Open Yoogeonhui opened 1 year ago
Wow, this looks very similar to the idea @brian6091 had. Might want to have a look here!
Some random initial thoughts on the idea
So why not just optimize P, Q on the Stiefel manifold, which is the idea I had in mind? Seems like this mimic-retraction-like approach might not be optimal way of doing things. Many alternative approaches could be readily made here, It looks really awesome
How they allocate diagonals to correspond to budget, and perform discrete optimization there sounds amazing. It also seems to have an effect on generalization as well? Considering how well they perform compared to full-fine tuning. Results are clearly very impressive.
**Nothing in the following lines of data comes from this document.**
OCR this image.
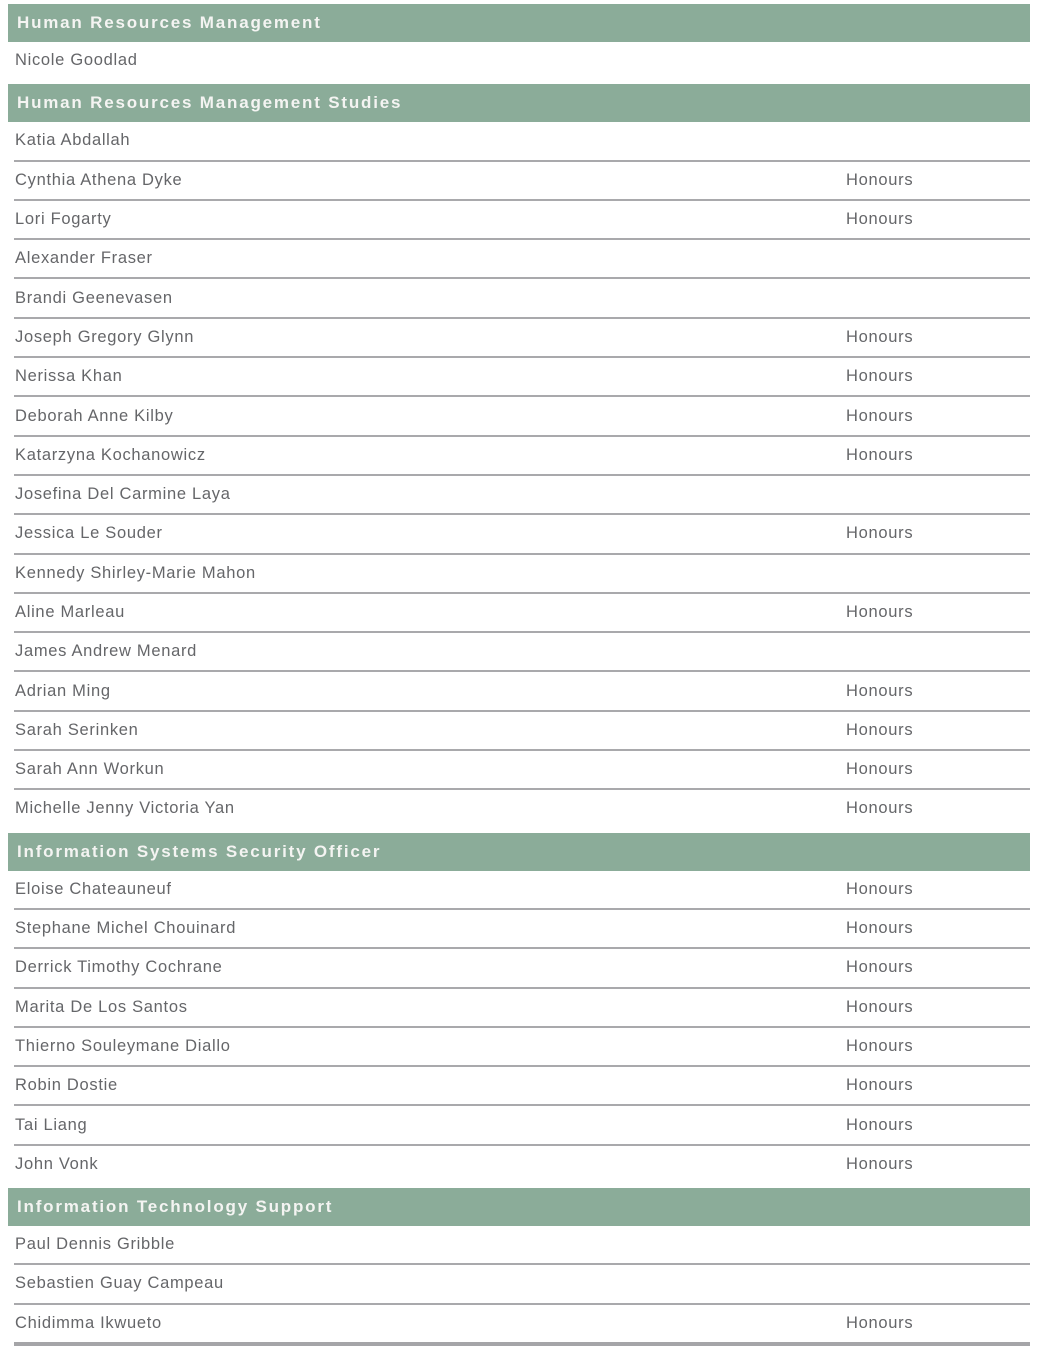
Human Resources Management
Nicole Goodlad
Human Resources Management Studies
Katia Abdallah
Cynthia Athena Dyke	Honours
Lori Fogarty	Honours
Alexander Fraser
Brandi Geenevasen
Joseph Gregory Glynn	Honours
Nerissa Khan	Honours
Deborah Anne Kilby	Honours
Katarzyna Kochanowicz	Honours
Josefina Del Carmine Laya
Jessica Le Souder	Honours
Kennedy Shirley-Marie Mahon
Aline Marleau	Honours
James Andrew Menard
Adrian Ming	Honours
Sarah Serinken	Honours
Sarah Ann Workun	Honours
Michelle Jenny Victoria Yan	Honours
Information Systems Security Officer
Eloise Chateauneuf	Honours
Stephane Michel Chouinard	Honours
Derrick Timothy Cochrane	Honours
Marita De Los Santos	Honours
Thierno Souleymane Diallo	Honours
Robin Dostie	Honours
Tai Liang	Honours
John Vonk	Honours
Information Technology Support
Paul Dennis Gribble
Sebastien Guay Campeau
Chidimma Ikwueto	Honours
This is incredibly fascinating. One can imagine that this is essentially saving a LOT of budget, as one "has" to use rank 12 for the above case to get the above model. deeper the layer, the "larger" the rank needs which definitely makes sense in very classical feature representation perspective.
This is also demonstrated by figure 1,
I actually find this very good, since we already needed to work on scaling part as well. So saving into LoRA format would be the common part, which means saving format needed to be fixed anyways. We can pull this off extremely nicely by just inheriting LoRA class and reparametrizing their form, and modifying the save function. Might as well make it compatible with diffusers' format all at once. Getting a decent performance with this modification sounds almost certain.
Thanks for the paper! @cloneofsimo this should mix nicely with training/varying rank by block. I'm having a closer read of the paper.
https://openreview.net/forum?id=lq62uWRJjiY
Recent progress applying MARVEL in LM showed better performance compared to LoRA. I didn't read the paper thoroughly but this paper also seems to be applicable to the diffusion process.